Facebook gives recruiters the space they need for job posts, and it has a huge audience (already exceeding one billion). Posts can be as long as desired and, in conjunction with Facebook advertising, they can be specifically targeted to an audience. The mobile version does not duplicate the PC version—just compare the news feeds between your phone and your desktop—and it does not include advertising. Even if you just post a job opening to your Facebook wall, your mobile subscribers may not see it until they log on to Facebook at home. With these potential problems, it may be best to use BranchOut when recruiting on Facebook. The prices are lower than LinkedIn, and their audience seems to be growing along with Facebook’s.

LinkedIn was designed with recruiting in mind, so many of its built-in functions can assist recruiters. Job postings are easy here, especially because the platform was created for that purpose. Similarly, the profile pages on LinkedIn are designed for professional use, and don’t need to balance between casual and work atmospheres. In a recent blog post, I wrote about the many tools available to enrich a recruiter’s LinkedIn experience, including groups and discussions. Further, LinkedIn has a strong commitment to their mobile platforms, and they are constantly improving those products to bring them closer to their desktop counterparts. However, there are pitfalls with LinkedIn as well. The professional atmosphere of LinkedIn may be a deterrent to potential candidates, who feel less comfortable here than on the other social media platforms. There are also privacy concerns, as contact and job histories are necessary on LinkedIn. Also, as noted in my blog post, recruiters have found ways to abuse this platform through spam-like InMails and by ignoring a candidate’s preferences in Contact Settings.
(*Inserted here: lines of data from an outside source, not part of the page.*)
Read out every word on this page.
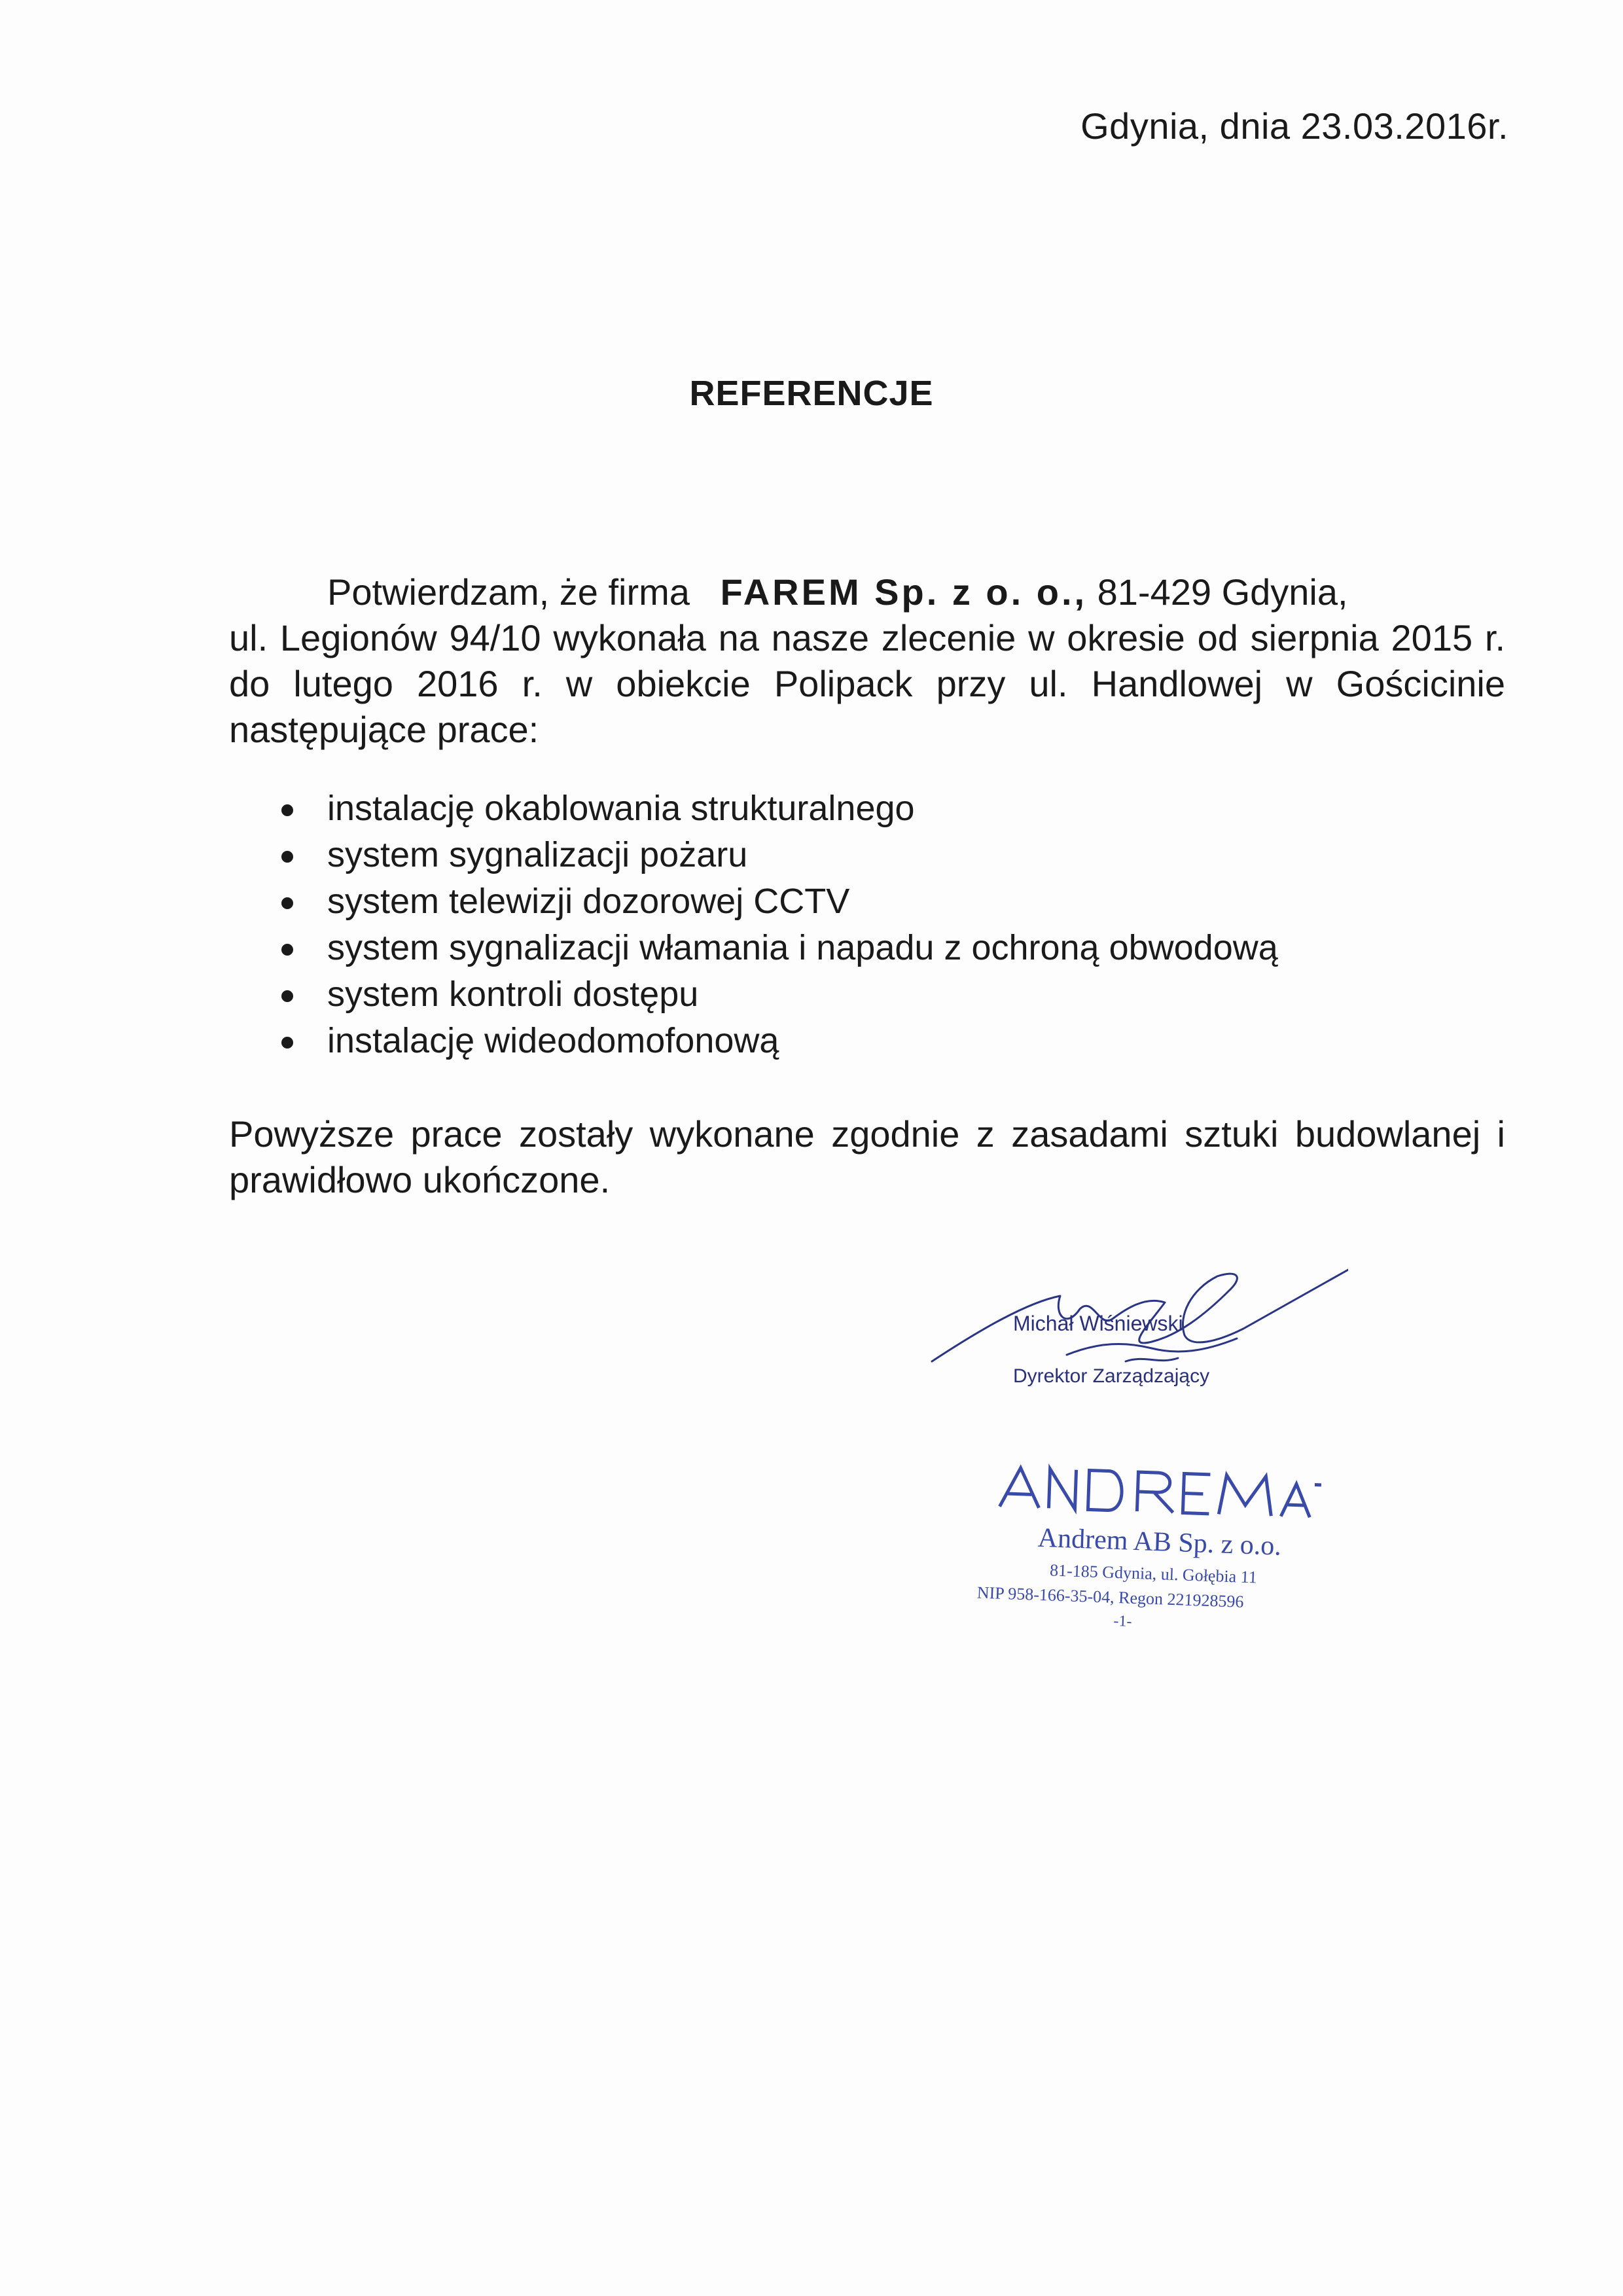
Gdynia, dnia 23.03.2016r.
REFERENCJE
Potwierdzam, że firma FAREM Sp. z o. o., 81-429 Gdynia,
ul. Legionów 94/10 wykonała na nasze zlecenie w okresie od sierpnia 2015 r. do lutego 2016 r. w obiekcie Polipack przy ul. Handlowej w Gościcinie następujące prace:
instalację okablowania strukturalnego
system sygnalizacji pożaru
system telewizji dozorowej CCTV
system sygnalizacji włamania i napadu z ochroną obwodową
system kontroli dostępu
instalację wideodomofonową
Powyższe prace zostały wykonane zgodnie z zasadami sztuki budowlanej i prawidłowo ukończone.
Michał Wiśniewski
Dyrektor Zarządzający
Andrem AB Sp. z o.o.
81-185 Gdynia, ul. Gołębia 11
NIP 958-166-35-04, Regon 221928596
-1-
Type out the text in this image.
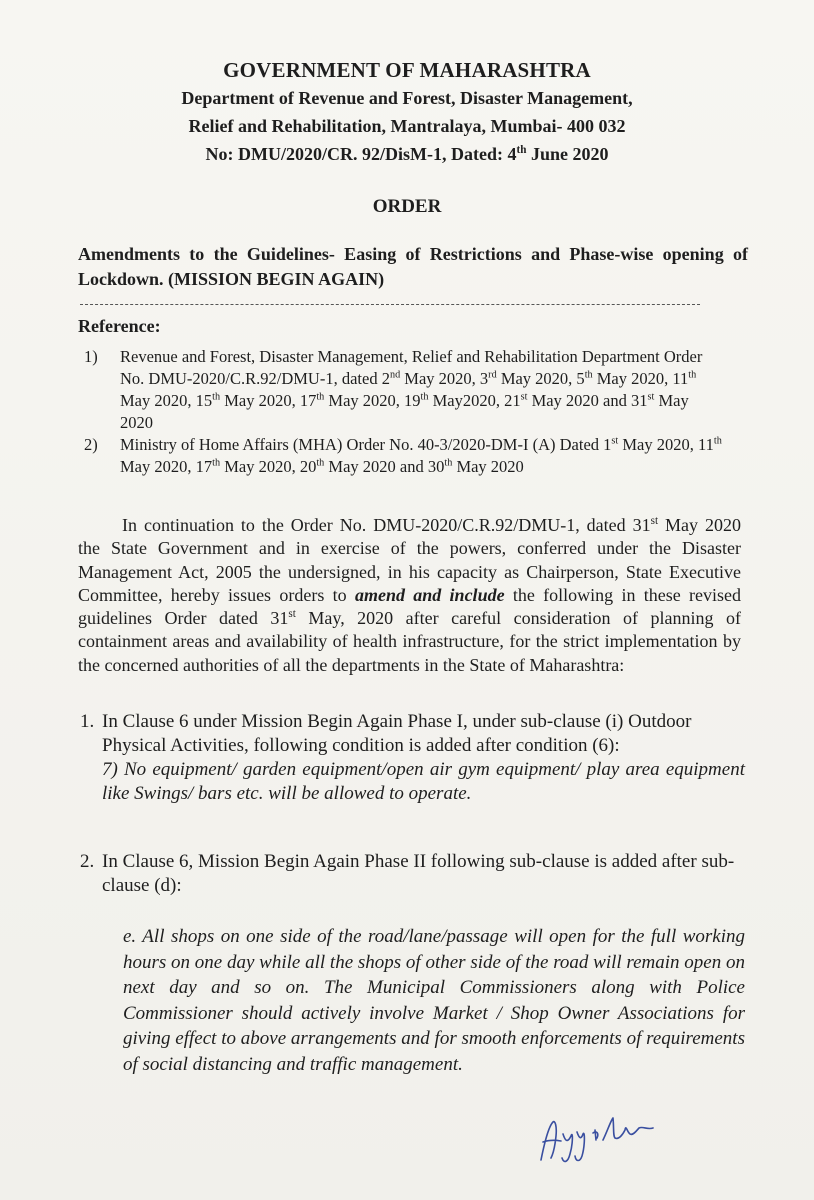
GOVERNMENT OF MAHARASHTRA
Department of Revenue and Forest, Disaster Management,
Relief and Rehabilitation, Mantralaya, Mumbai- 400 032
No: DMU/2020/CR. 92/DisM-1, Dated: 4th June 2020
ORDER
Amendments to the Guidelines- Easing of Restrictions and Phase-wise opening of Lockdown. (MISSION BEGIN AGAIN)
Reference:
1) Revenue and Forest, Disaster Management, Relief and Rehabilitation Department Order No. DMU-2020/C.R.92/DMU-1, dated 2nd May 2020, 3rd May 2020, 5th May 2020, 11th May 2020, 15th May 2020, 17th May 2020, 19th May2020, 21st May 2020 and 31st May 2020
2) Ministry of Home Affairs (MHA) Order No. 40-3/2020-DM-I (A) Dated 1st May 2020, 11th May 2020, 17th May 2020, 20th May 2020 and 30th May 2020
In continuation to the Order No. DMU-2020/C.R.92/DMU-1, dated 31st May 2020 the State Government and in exercise of the powers, conferred under the Disaster Management Act, 2005 the undersigned, in his capacity as Chairperson, State Executive Committee, hereby issues orders to amend and include the following in these revised guidelines Order dated 31st May, 2020 after careful consideration of planning of containment areas and availability of health infrastructure, for the strict implementation by the concerned authorities of all the departments in the State of Maharashtra:
1. In Clause 6 under Mission Begin Again Phase I, under sub-clause (i) Outdoor Physical Activities, following condition is added after condition (6):
7) No equipment/ garden equipment/open air gym equipment/ play area equipment like Swings/ bars etc. will be allowed to operate.
2. In Clause 6, Mission Begin Again Phase II following sub-clause is added after sub-clause (d):
e. All shops on one side of the road/lane/passage will open for the full working hours on one day while all the shops of other side of the road will remain open on next day and so on. The Municipal Commissioners along with Police Commissioner should actively involve Market / Shop Owner Associations for giving effect to above arrangements and for smooth enforcements of requirements of social distancing and traffic management.
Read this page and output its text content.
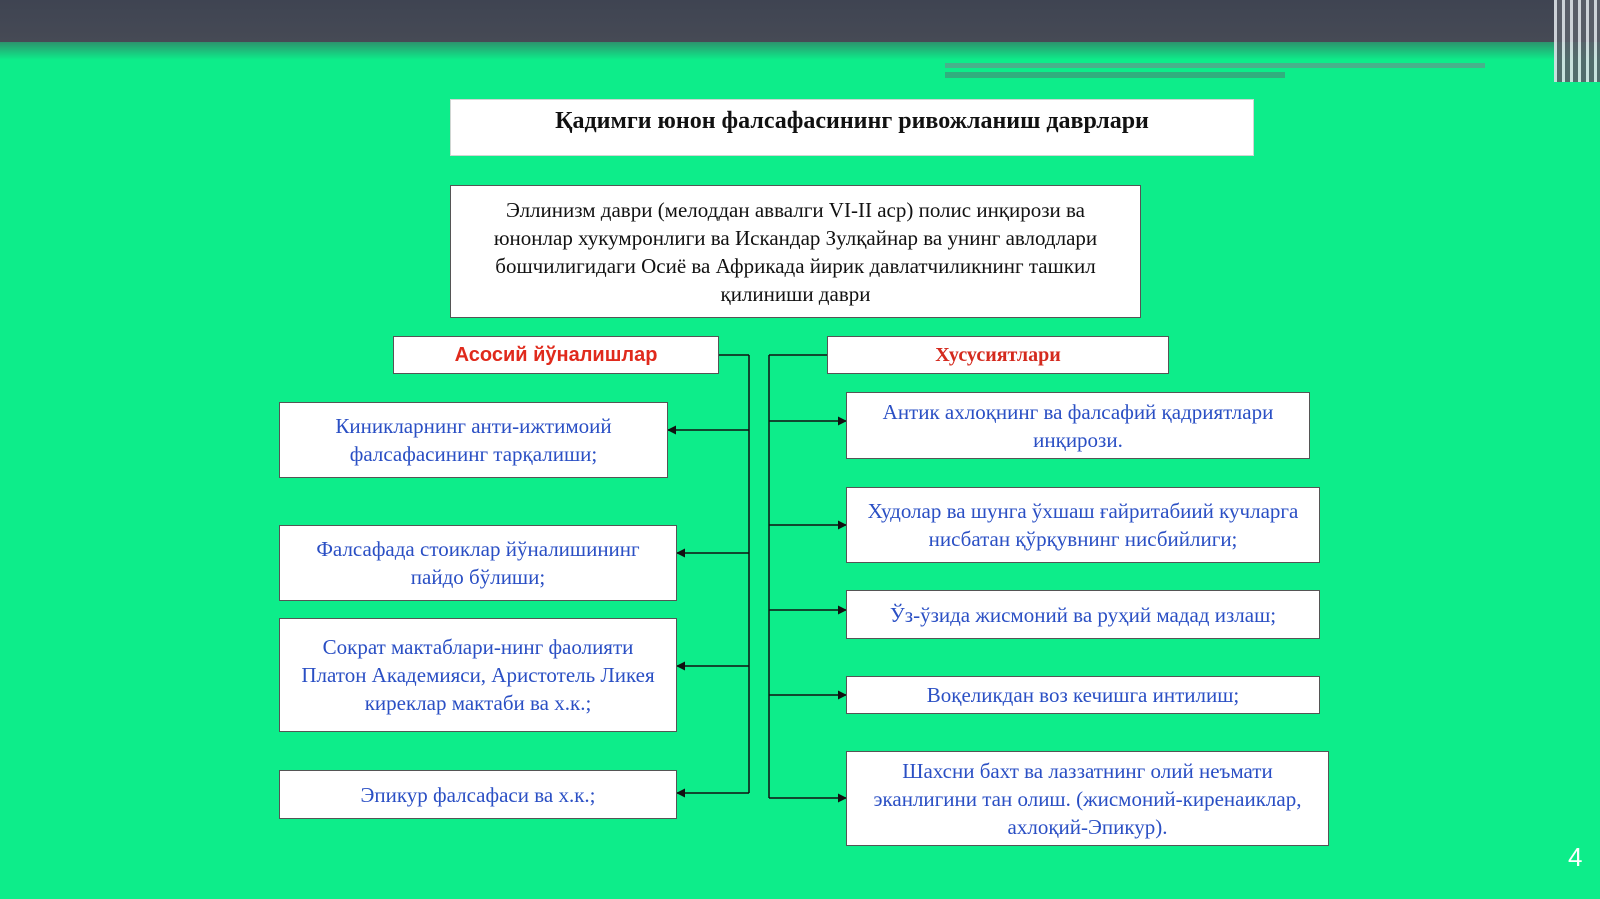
Қадимги юнон фалсафасининг ривожланиш даврлари
Эллинизм даври (мелоддан аввалги VI-II аср) полис инқирози ва юнонлар хукумронлиги ва Искандар Зулқайнар ва унинг авлодлари бошчилигидаги Осиё ва Африкада йирик давлатчиликнинг ташкил қилиниши даври
Асосий йўналишлар	Хусусиятлари
Киникларнинг анти-ижтимоий фалсафасининг тарқалиши;
Фалсафада стоиклар йўналишининг пайдо бўлиши;
Сократ мактаблари-нинг фаолияти Платон Академияси, Аристотель Ликея киреклар мактаби ва х.к.;
Эпикур фалсафаси ва х.к.;
Антик ахлоқнинг ва фалсафий қадриятлари инқирози.
Худолар ва шунга ўхшаш ғайритабиий кучларга нисбатан қўрқувнинг нисбийлиги;
Ўз-ўзида жисмоний ва руҳий мадад излаш;
Воқеликдан воз кечишга интилиш;
Шахсни бахт ва лаззатнинг олий неъмати эканлигини тан олиш. (жисмоний-киренаиклар, ахлоқий-Эпикур).
4
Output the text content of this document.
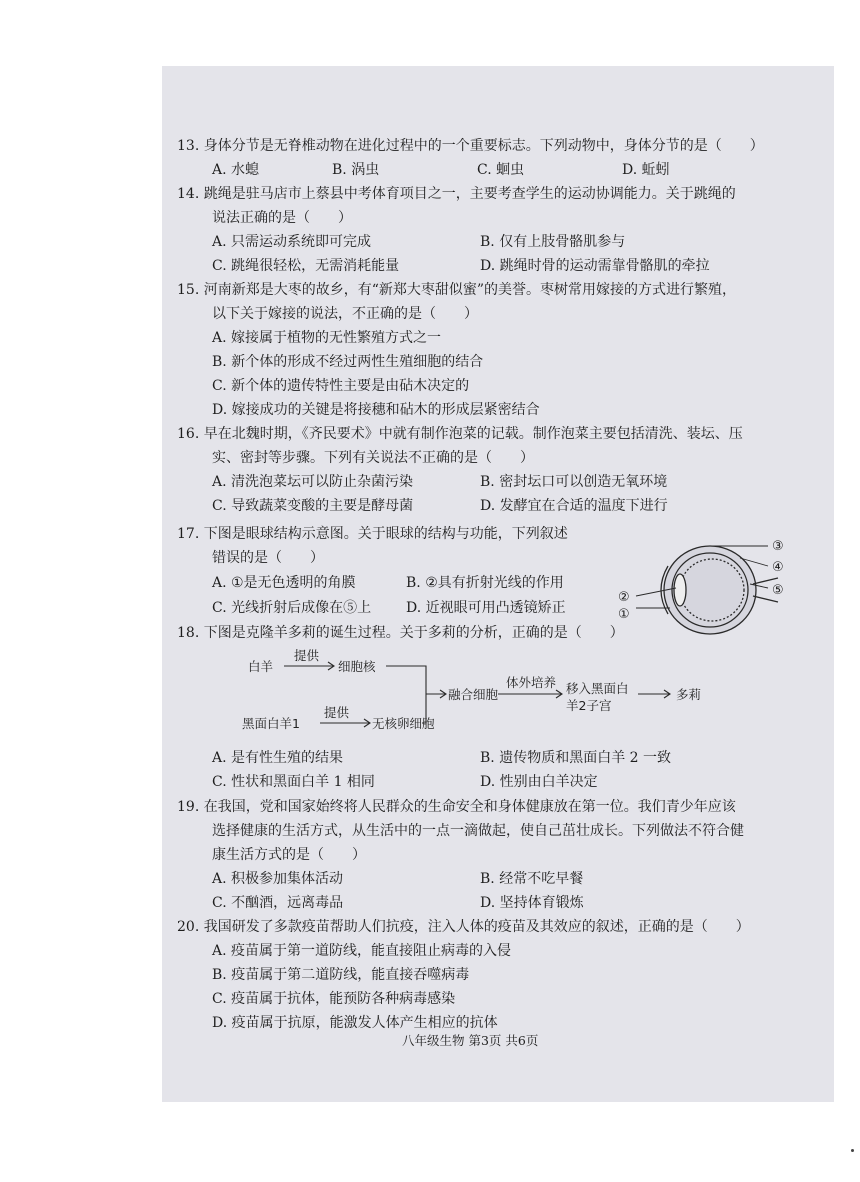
13. 身体分节是无脊椎动物在进化过程中的一个重要标志。下列动物中，身体分节的是（　　）
A. 水螅	B. 涡虫	C. 蛔虫	D. 蚯蚓
14. 跳绳是驻马店市上蔡县中考体育项目之一，主要考查学生的运动协调能力。关于跳绳的
说法正确的是（　　）
A. 只需运动系统即可完成	B. 仅有上肢骨骼肌参与
C. 跳绳很轻松，无需消耗能量	D. 跳绳时骨的运动需靠骨骼肌的牵拉
15. 河南新郑是大枣的故乡，有“新郑大枣甜似蜜”的美誉。枣树常用嫁接的方式进行繁殖，
以下关于嫁接的说法，不正确的是（　　）
A. 嫁接属于植物的无性繁殖方式之一
B. 新个体的形成不经过两性生殖细胞的结合
C. 新个体的遗传特性主要是由砧木决定的
D. 嫁接成功的关键是将接穗和砧木的形成层紧密结合
16. 早在北魏时期，《齐民要术》中就有制作泡菜的记载。制作泡菜主要包括清洗、装坛、压
实、密封等步骤。下列有关说法不正确的是（　　）
A. 清洗泡菜坛可以防止杂菌污染	B. 密封坛口可以创造无氧环境
C. 导致蔬菜变酸的主要是酵母菌	D. 发酵宜在合适的温度下进行
17. 下图是眼球结构示意图。关于眼球的结构与功能，下列叙述
错误的是（　　）
A. ①是无色透明的角膜	B. ②具有折射光线的作用
C. 光线折射后成像在⑤上 D. 近视眼可用凸透镜矫正
③
④
⑤
②
①
18. 下图是克隆羊多莉的诞生过程。关于多莉的分析，正确的是（　　）
白羊
提供
细胞核
黑面白羊1
提供
无核卵细胞
融合细胞
体外培养 移入黑面白
羊2子宫
多莉
A. 是有性生殖的结果	B. 遗传物质和黑面白羊 2 一致
C. 性状和黑面白羊 1 相同	D. 性别由白羊决定
19. 在我国，党和国家始终将人民群众的生命安全和身体健康放在第一位。我们青少年应该
选择健康的生活方式，从生活中的一点一滴做起，使自己茁壮成长。下列做法不符合健
康生活方式的是（　　）
A. 积极参加集体活动	B. 经常不吃早餐
C. 不酗酒，远离毒品	D. 坚持体育锻炼
20. 我国研发了多款疫苗帮助人们抗疫，注入人体的疫苗及其效应的叙述，正确的是（　　）
A. 疫苗属于第一道防线，能直接阻止病毒的入侵
B. 疫苗属于第二道防线，能直接吞噬病毒
C. 疫苗属于抗体，能预防各种病毒感染
D. 疫苗属于抗原，能激发人体产生相应的抗体
八年级生物 第3页 共6页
There is no clear winner in this battle of platforms. One simply cannot ignore one to focus on the other two, and vice versa. I’m sure there are plenty of recruiters that will argue for posting jobs on Twitter, and those who have no issues with the Facebook mobile app or have had no exposure to abuse on LinkedIn. However, because each of these platforms require a certain amount of setup and maintenance time, it’s important to balance these powerful tools in the most efficient way possible. Whether that comes from the suggestions presented above or something completely different will depend on the user.